En recuerdo del bucanero
En La Habana se realizó un coloquio en homenaje al medio siglo de la muerte de uno de sus hijos adoptivos predilectos: el escritor Ernest Hemingway, quien vivió en la isla cubana casi dos décadas
"El vivió tres guerras. Era un hombre aventurero y estuvo como voluntario en la primera guerra mundial, en la guerra civil española y en la segunda guerra mundial. Las odia, pero las concibe. Es decir, cree que los buenos han de combatir a los malos, y lo que necesita es que los bandos estén claros”, dijo el crítico literario Carlos Reigosa, acerca de Hemingway.
Se fue a París y, allí, se relacionó con los miembros de la llamada Generación perdida (Ezra Pound, Francis Scott Fitzgerald, James Joyce, y Gertrude Stein, entre otros). Justamente, Stein fue la responsable de bautizar a este grupo sin querer, cuando le dijo a su amigo Hemingway: “Todos ustedes son una generación perdida. Los jóvenes que sirvieron en la guerra. Son una generación perdida... No respetan nada. Se están matando con el alcohol”.
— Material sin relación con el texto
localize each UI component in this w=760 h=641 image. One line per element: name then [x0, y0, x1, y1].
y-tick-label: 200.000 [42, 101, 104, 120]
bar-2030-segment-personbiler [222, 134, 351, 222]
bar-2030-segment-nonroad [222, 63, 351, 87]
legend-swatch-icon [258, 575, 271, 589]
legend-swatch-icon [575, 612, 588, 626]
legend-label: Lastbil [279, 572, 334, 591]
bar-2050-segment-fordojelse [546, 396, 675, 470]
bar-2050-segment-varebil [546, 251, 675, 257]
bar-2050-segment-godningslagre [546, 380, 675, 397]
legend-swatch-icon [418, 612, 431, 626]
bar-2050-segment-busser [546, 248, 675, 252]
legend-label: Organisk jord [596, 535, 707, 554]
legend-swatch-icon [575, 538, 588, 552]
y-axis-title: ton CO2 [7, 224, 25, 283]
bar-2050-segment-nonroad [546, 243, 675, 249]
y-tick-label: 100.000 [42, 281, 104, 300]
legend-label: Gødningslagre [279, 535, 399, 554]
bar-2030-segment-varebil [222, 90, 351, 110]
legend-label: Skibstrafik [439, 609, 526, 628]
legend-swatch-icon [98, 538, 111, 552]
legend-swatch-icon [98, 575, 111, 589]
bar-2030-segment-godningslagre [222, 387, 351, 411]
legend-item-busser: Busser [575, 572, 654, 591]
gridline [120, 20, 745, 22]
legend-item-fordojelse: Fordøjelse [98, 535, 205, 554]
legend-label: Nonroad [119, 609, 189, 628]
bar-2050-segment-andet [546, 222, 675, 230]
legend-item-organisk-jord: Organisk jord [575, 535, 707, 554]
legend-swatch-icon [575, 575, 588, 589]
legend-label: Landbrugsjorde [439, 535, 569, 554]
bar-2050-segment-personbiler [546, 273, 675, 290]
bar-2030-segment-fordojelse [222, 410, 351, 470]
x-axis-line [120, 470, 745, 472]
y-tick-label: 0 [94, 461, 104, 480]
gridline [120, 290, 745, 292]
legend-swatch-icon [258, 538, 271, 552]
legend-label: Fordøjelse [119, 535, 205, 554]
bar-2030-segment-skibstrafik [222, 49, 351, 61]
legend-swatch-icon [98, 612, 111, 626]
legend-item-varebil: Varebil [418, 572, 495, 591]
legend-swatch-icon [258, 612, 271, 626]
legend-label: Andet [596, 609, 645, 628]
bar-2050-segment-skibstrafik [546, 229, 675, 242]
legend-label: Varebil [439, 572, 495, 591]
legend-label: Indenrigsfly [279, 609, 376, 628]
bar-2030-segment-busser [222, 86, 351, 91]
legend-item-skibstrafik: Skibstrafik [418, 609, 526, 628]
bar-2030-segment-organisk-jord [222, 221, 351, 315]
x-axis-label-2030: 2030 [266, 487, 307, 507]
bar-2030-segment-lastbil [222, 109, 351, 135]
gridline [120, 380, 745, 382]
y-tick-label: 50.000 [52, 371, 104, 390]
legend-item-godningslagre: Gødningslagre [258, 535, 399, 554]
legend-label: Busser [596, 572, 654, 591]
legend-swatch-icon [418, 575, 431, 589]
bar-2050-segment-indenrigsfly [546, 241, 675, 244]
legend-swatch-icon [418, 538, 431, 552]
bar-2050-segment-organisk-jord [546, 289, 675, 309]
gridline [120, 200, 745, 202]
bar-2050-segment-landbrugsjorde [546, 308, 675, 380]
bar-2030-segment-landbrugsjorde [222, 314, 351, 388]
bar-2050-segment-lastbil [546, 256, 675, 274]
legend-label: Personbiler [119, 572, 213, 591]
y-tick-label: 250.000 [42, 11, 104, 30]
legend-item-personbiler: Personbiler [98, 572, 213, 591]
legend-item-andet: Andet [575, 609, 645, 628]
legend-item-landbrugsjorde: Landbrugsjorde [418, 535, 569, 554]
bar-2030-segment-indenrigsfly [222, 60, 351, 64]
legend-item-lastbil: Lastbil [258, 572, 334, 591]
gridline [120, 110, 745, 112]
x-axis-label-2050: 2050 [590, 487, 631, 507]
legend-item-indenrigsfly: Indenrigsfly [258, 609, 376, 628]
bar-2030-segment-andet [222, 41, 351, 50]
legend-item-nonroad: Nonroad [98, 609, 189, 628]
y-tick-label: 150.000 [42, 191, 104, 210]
En su momento, algunos vieron despectivamente a esta generación, atentos al hecho de que eran, en su mayoría, alcohólicos de vida oscura. Pero por la calidad e innovación en estilo de muchas de sus obras, estos autores trascendieron como un valioso grupo de autores estadounidenses que vivieron un tiempo en París y dejaron la marca de la guerra en su literatura.
La Habana, ayer y hoy
Terminada la segunda guerra, Hemingway realizó diversos viajes que lo llevaron de África a Europa, y de vuelta a Estados Unidos. Poco después se fue a Cuba. La isla fue fundamental en la temática de su siguiente gran obra, El viejo y el mar. El escritor vivió en Cuba cerca de 20 años e incluso, luego del triunfo de la revolución, trabó amistad con el propio Fidel Castro.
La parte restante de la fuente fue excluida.